Tıpkı rüyanın içeriği ile görünen anlamının farklı oluşu gibi. İnsan beş duyusunu bilir ama ona nelerin etki ettiğini bilmez. “Normal yaşam” budur. Oysa edebiyat normal olanın anormal yanını işaret etmekle ilgilidir.

Romanda klasik eserlere bir saygı duruşu var. Okuru yeni okumalara teşvik edici de bir eser. “Rüya Körü” romanınıza da bir selam çakma var.

Edebiyat yapıtlarında diğer edebiyat yapıtlarına göndermelere pek rastlanmaz oldu. Eski edebiyatta bu var. Yalnız selam çakmakla yetinmeyip diğer kitapların içimizde uyandırdığı heyecanı da dile getirmek durumunda olmak gerekir. Anlattığım rüya kitabı olmasaydı bunu çok daha açık, dolaysız yapardım herhalde.

“Yazdıklarımız, konuştuklarımızdan daha derine işliyor” diyor anlatıcı. Bir başka yerde de “Yazmak anlamaya iyi geliyor” değerlendirmesi var. Yazının önemi ve etkisi üzerine konuşalım isterim biraz da.

Yazı yazarak daha iyi konuşma öğreniyoruz. O yüzden sokak diliyle okumuş yazmışın dili ayrı. Bir kitabı yazıp not alırsam, bir seminere hazırlanırsam, başka bir dili öğrenmek için çabalarsam hep yazıyorum. Bu nedenle yazarak kendimizi daha iyi ifade ettiğimiz sonucuna varıyorum. Saygı duyduğum yazarların bir ikisinin konuşma özürlü olmasından anlıyorum bunu. “Dil otu yemiş” bazıları ise tek satır yazamıyor. Bütün bunlardan yazı yazmanın ve konuşmanın ikisinin de iyi olmasının ne hoş bir bileşke olduğu sonucuna varıyorum.

Roman kahramanı Sevda Kül, “Yazıyı yazan kişi Tanrı’yla özdeştir.

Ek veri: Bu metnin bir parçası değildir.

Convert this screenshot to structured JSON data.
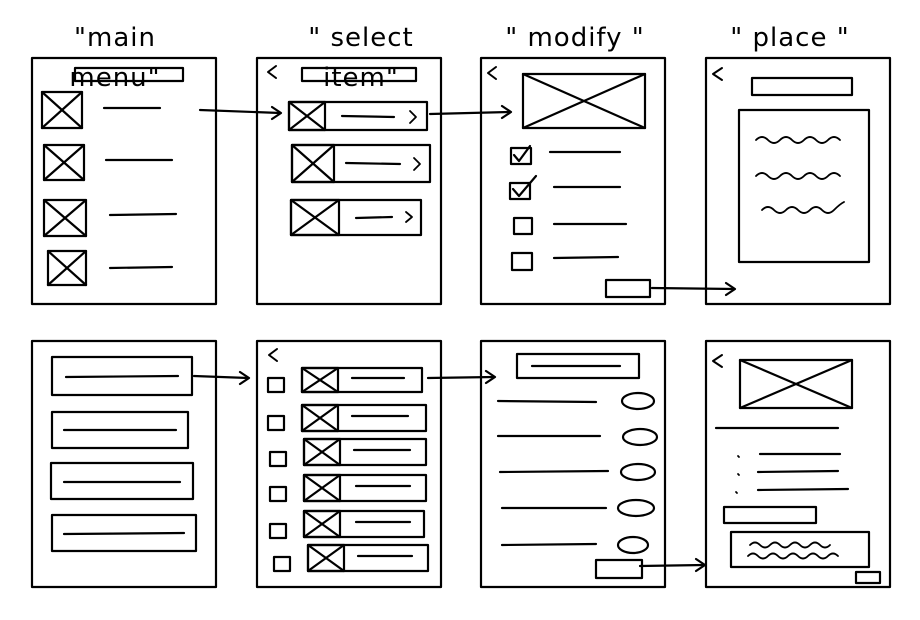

Dilediği şeyi yazarak yaratır, silerek yok eder” diyor. Yazarlığın bu tarafını konuşayım istiyorum. 

Optik kuralları gereği bakan kişi, anlatan kişidir. Resim, heykel, oyun, sinema ve yazı böyle. Tüm sanatlar böyle yani. Dolayısıyla yazıyı yazan kişi, o evrenin kurucusu, tanrısıdır. Silerse yok eder. Yazarlık ve kurmaca tam böyle bir iş. Yazı yazıldığında genellikle başımızdan geçen olayların olduğu gibi anlatılmasının doğru olduğuna dair bir yaklaşım içinde oluruz. Oysa sanatsal gerçeklik yaşam parçalarıyla örülmüş ama yaşamdakine benzemezliğiyle ayrı, kendine özgü bir gerçeklik olmadıkça anlatılan hikaye boşluktadır. Gerçek yaşam bizimdir, orada sanattan parçalar vardır ama o kendine özgüdür. Sanatsal gerçeklik de böyledir, onda gerçek yaşamdan parçalar vardır ama o da kendine özgüdür.